Memories of Everybody Loves Raymond are sporadic for me, as I was a preteen during its prime. I remember my grandmother roaring with laughter at the show, mostly because I think she really identified with the character of Marie, the over-bearing, critical mother of the title character.
Memories of that character have come to an end now as the actress who portrayed her, Doris Roberts, is dead at age 90 according to TMZ. The cause of death is, happily, natural causes.
Fellow Raymond stars and creator had this to say:
Ray Romano: “Doris Roberts had an energy and a spirit that amazed me. She never stopped. Whether working professionally or with her many charities, or just nurturing and mentoring a young, green comic trying to make it as an actor, she did it all with such a grand love for life and people and I will miss her dearly.”

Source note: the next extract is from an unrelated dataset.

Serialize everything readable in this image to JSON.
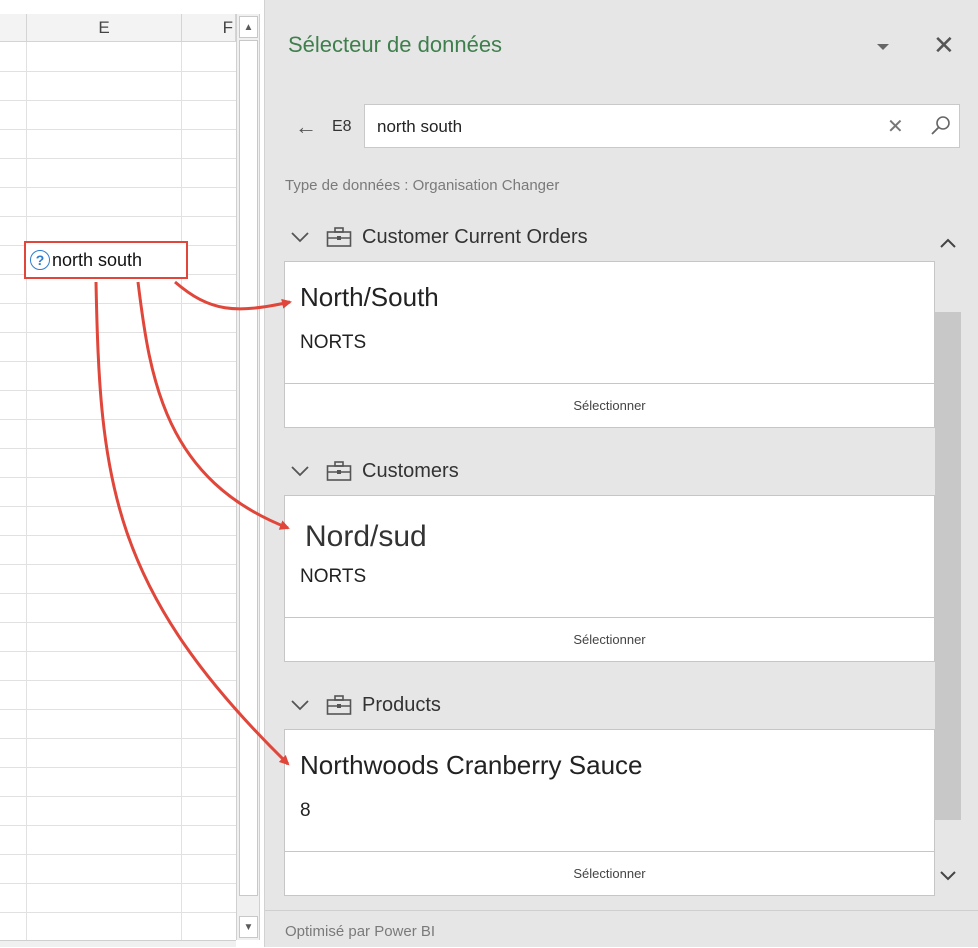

Patricia Heaton: “”Truly the end of an era. My wonderful TV mother-in-law and ELR nemesis Doris Roberts was a consummate professional from whom I learned so much,” she said in a statement along with a photo of herself with Roberts. “She was funny and tough and loved life, living it to the fullest. Nothing gave her greater joy that her three wonderful grandchildren, of whom she was so proud. It truly was a privilege Doris. I love you and miss you.”
Phil Rosenthal: “We loved our mom, the great #DorisRoberts. A wonderful, funny, indelible actress and friend.”

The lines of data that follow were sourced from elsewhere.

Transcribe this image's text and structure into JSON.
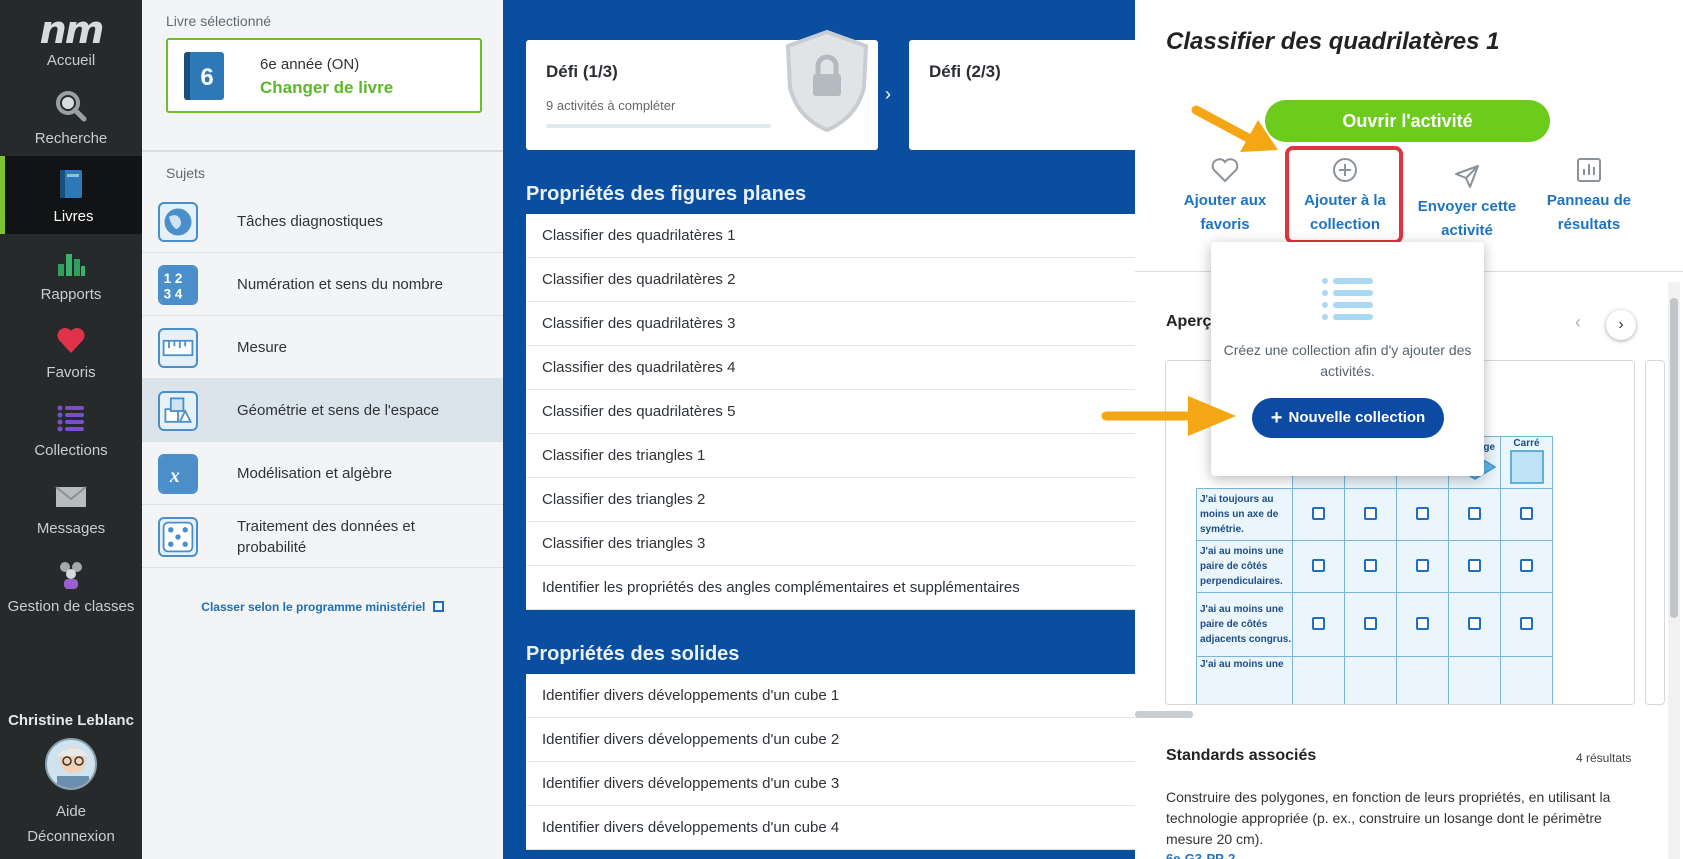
{
  "nav": {
    "logo": "nm",
    "items": [
      {
        "label": "Accueil",
        "icon": "home-icon"
      },
      {
        "label": "Recherche",
        "icon": "search-icon"
      },
      {
        "label": "Livres",
        "icon": "book-icon"
      },
      {
        "label": "Rapports",
        "icon": "bar-chart-icon"
      },
      {
        "label": "Favoris",
        "icon": "heart-icon"
      },
      {
        "label": "Collections",
        "icon": "list-icon"
      },
      {
        "label": "Messages",
        "icon": "envelope-icon"
      },
      {
        "label": "Gestion de classes",
        "icon": "class-group-icon"
      }
    ],
    "user_name": "Christine Leblanc",
    "help": "Aide",
    "logout": "Déconnexion"
  },
  "book_panel": {
    "selected_label": "Livre sélectionné",
    "book_number": "6",
    "book_grade": "6e année (ON)",
    "change_book": "Changer de livre",
    "subjects_label": "Sujets",
    "subjects": [
      {
        "label": "Tâches diagnostiques",
        "icon": "globe-icon"
      },
      {
        "label": "Numération et sens du nombre",
        "icon": "numbers-icon"
      },
      {
        "label": "Mesure",
        "icon": "ruler-icon"
      },
      {
        "label": "Géométrie et sens de l'espace",
        "icon": "cubes-icon"
      },
      {
        "label": "Modélisation et algèbre",
        "icon": "variable-x-icon"
      },
      {
        "label": "Traitement des données et probabilité",
        "icon": "dice-icon"
      }
    ],
    "program_link": "Classer selon le programme ministériel"
  },
  "main": {
    "defi1": {
      "title": "Défi (1/3)",
      "subtitle": "9 activités à compléter"
    },
    "defi2": {
      "title": "Défi (2/3)"
    },
    "section1": "Propriétés des figures planes",
    "section1_items": [
      "Classifier des quadrilatères 1",
      "Classifier des quadrilatères 2",
      "Classifier des quadrilatères 3",
      "Classifier des quadrilatères 4",
      "Classifier des quadrilatères 5",
      "Classifier des triangles 1",
      "Classifier des triangles 2",
      "Classifier des triangles 3",
      "Identifier les propriétés des angles complémentaires et supplémentaires"
    ],
    "section2": "Propriétés des solides",
    "section2_items": [
      "Identifier divers développements d'un cube 1",
      "Identifier divers développements d'un cube 2",
      "Identifier divers développements d'un cube 3",
      "Identifier divers développements d'un cube 4"
    ]
  },
  "right": {
    "title": "Classifier des quadrilatères 1",
    "open_button": "Ouvrir l'activité",
    "actions": {
      "fav": "Ajouter aux favoris",
      "collection": "Ajouter à la collection",
      "send": "Envoyer cette activité",
      "results": "Panneau de résultats"
    },
    "preview_label": "Aperçu",
    "preview_table": {
      "headers": [
        "Losange",
        "Carré"
      ],
      "rows": [
        "J'ai toujours au moins un axe de symétrie.",
        "J'ai au moins une paire de côtés perpendiculaires.",
        "J'ai au moins une paire de côtés adjacents congrus.",
        "J'ai au moins une"
      ]
    },
    "standards_title": "Standards associés",
    "standards_count": "4 résultats",
    "standards_text": "Construire des polygones, en fonction de leurs propriétés, en utilisant la technologie appropriée (p. ex., construire un losange dont le périmètre mesure 20 cm).",
    "standards_code": "6e-G3-PP-2"
  },
  "dropdown": {
    "text": "Créez une collection afin d'y ajouter des activités.",
    "new_button": "Nouvelle collection"
  },
  "colors": {
    "accent_green": "#6ccb1d",
    "brand_blue": "#0a4ea0",
    "highlight_red": "#e0343e",
    "arrow_orange": "#f5a614"
  }
}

Miss Roberts’ death is the death of a national treasure. As a young boy, I started collecting idols in the former of tough, talented character actresses, like Carrie Fisher, Kathleen Freeman, Vivian Vance and more. I loved these women and charted their various career ups and downs and devoured books by them and about them with voracity and hunger. I loved the fact that they were chameleons, who could inhabit any character they played with personality and joie de vivre.

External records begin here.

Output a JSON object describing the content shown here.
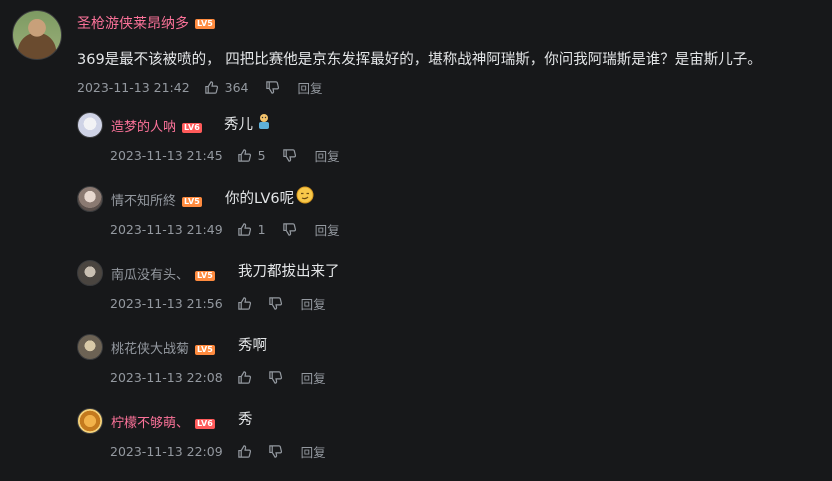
{
  "main": {
    "username": "圣枪游侠莱昂纳多",
    "level": "LV5",
    "content": "369是最不该被喷的， 四把比赛他是京东发挥最好的，堪称战神阿瑞斯，你问我阿瑞斯是谁？是宙斯儿子。",
    "time": "2023-11-13 21:42",
    "likes": "364",
    "reply_label": "回复"
  },
  "replies": [
    {
      "username": "造梦的人呐",
      "level": "LV6",
      "text": "秀儿",
      "emoji": "person-emoji",
      "time": "2023-11-13 21:45",
      "likes": "5",
      "reply_label": "回复"
    },
    {
      "username": "情不知所終",
      "level": "LV5",
      "text": "你的LV6呢",
      "emoji": "smirk-emoji",
      "time": "2023-11-13 21:49",
      "likes": "1",
      "reply_label": "回复"
    },
    {
      "username": "南瓜没有头、",
      "level": "LV5",
      "text": "我刀都拔出来了",
      "time": "2023-11-13 21:56",
      "likes": "",
      "reply_label": "回复"
    },
    {
      "username": "桃花侠大战菊",
      "level": "LV5",
      "text": "秀啊",
      "time": "2023-11-13 22:08",
      "likes": "",
      "reply_label": "回复"
    },
    {
      "username": "柠檬不够萌、",
      "level": "LV6",
      "text": "秀",
      "time": "2023-11-13 22:09",
      "likes": "",
      "reply_label": "回复"
    }
  ],
  "colors": {
    "background": "#17181a",
    "vip_name": "#fb7299",
    "normal_name": "#9499a0",
    "text": "#e3e5e7",
    "meta": "#9499a0"
  }
}
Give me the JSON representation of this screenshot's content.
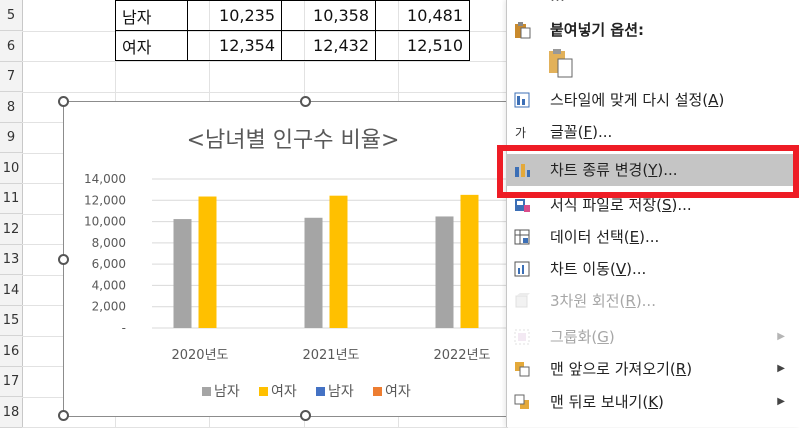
{
  "row_headers": [
    "5",
    "6",
    "7",
    "8",
    "9",
    "10",
    "11",
    "12",
    "13",
    "14",
    "15",
    "16",
    "17",
    "18"
  ],
  "table": {
    "rows": [
      {
        "label": "남자",
        "values": [
          "10,235",
          "10,358",
          "10,481"
        ]
      },
      {
        "label": "여자",
        "values": [
          "12,354",
          "12,432",
          "12,510"
        ]
      }
    ]
  },
  "chart_data": {
    "type": "bar",
    "title": "<남녀별 인구수 비율>",
    "categories": [
      "2020년도",
      "2021년도",
      "2022년도"
    ],
    "series": [
      {
        "name": "남자",
        "values": [
          10235,
          10358,
          10481
        ],
        "color": "#a5a5a5"
      },
      {
        "name": "여자",
        "values": [
          12354,
          12432,
          12510
        ],
        "color": "#ffc000"
      }
    ],
    "legend": [
      {
        "name": "남자",
        "color": "#a5a5a5"
      },
      {
        "name": "여자",
        "color": "#ffc000"
      },
      {
        "name": "남자",
        "color": "#4472c4"
      },
      {
        "name": "여자",
        "color": "#ed7d31"
      }
    ],
    "yticks": [
      "-",
      "2,000",
      "4,000",
      "6,000",
      "8,000",
      "10,000",
      "12,000",
      "14,000"
    ],
    "ylim": [
      0,
      14000
    ],
    "legend_position": "bottom",
    "grid": true
  },
  "menu": {
    "top_partial": "…",
    "paste_header": "붙여넣기 옵션:",
    "items": [
      {
        "icon": "reset-style-icon",
        "label": "스타일에 맞게 다시 설정(",
        "key": "A",
        "suffix": ")",
        "disabled": false,
        "highlighted": false,
        "submenu": false
      },
      {
        "icon": "font-icon",
        "label": "글꼴(",
        "key": "F",
        "suffix": ")...",
        "disabled": false,
        "highlighted": false,
        "submenu": false
      },
      {
        "icon": "change-chart-type-icon",
        "label": "차트 종류 변경(",
        "key": "Y",
        "suffix": ")...",
        "disabled": false,
        "highlighted": true,
        "submenu": false
      },
      {
        "icon": "save-template-icon",
        "label": "서식 파일로 저장(",
        "key": "S",
        "suffix": ")...",
        "disabled": false,
        "highlighted": false,
        "submenu": false
      },
      {
        "icon": "select-data-icon",
        "label": "데이터 선택(",
        "key": "E",
        "suffix": ")...",
        "disabled": false,
        "highlighted": false,
        "submenu": false
      },
      {
        "icon": "move-chart-icon",
        "label": "차트 이동(",
        "key": "V",
        "suffix": ")...",
        "disabled": false,
        "highlighted": false,
        "submenu": false
      },
      {
        "icon": "3d-rotation-icon",
        "label": "3차원 회전(",
        "key": "R",
        "suffix": ")...",
        "disabled": true,
        "highlighted": false,
        "submenu": false
      },
      {
        "icon": "group-icon",
        "label": "그룹화(",
        "key": "G",
        "suffix": ")",
        "disabled": true,
        "highlighted": false,
        "submenu": true
      },
      {
        "icon": "bring-to-front-icon",
        "label": "맨 앞으로 가져오기(",
        "key": "R",
        "suffix": ")",
        "disabled": false,
        "highlighted": false,
        "submenu": true
      },
      {
        "icon": "send-to-back-icon",
        "label": "맨 뒤로 보내기(",
        "key": "K",
        "suffix": ")",
        "disabled": false,
        "highlighted": false,
        "submenu": true
      }
    ]
  }
}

The breed of the character actress is fading, sadly. There are a few notable younger character actress taking the reins, including Melissa McCarthy and Ana Gasteyer, but that essence seems to has disappeared. The glamour of the movie and television star has lured talented actresses away from the acting and towards the stardom aspect of the business. No more do we have actresses with faces that ooze character and the ability to turn what could be throwaway roles into shining examples of pure comedy.
Doris Roberts is one of the few, and one of the best, and she always will be. To celebrate her life is to celebrate the glory of the character actress, to a breed who were driven by the craft they so excelled at.
I don’t want to pontificate or sermonize.
I simply want honour this woman, who made us all laugh for so many years.
I hope you’re giving Peter Boyle hell in heaven.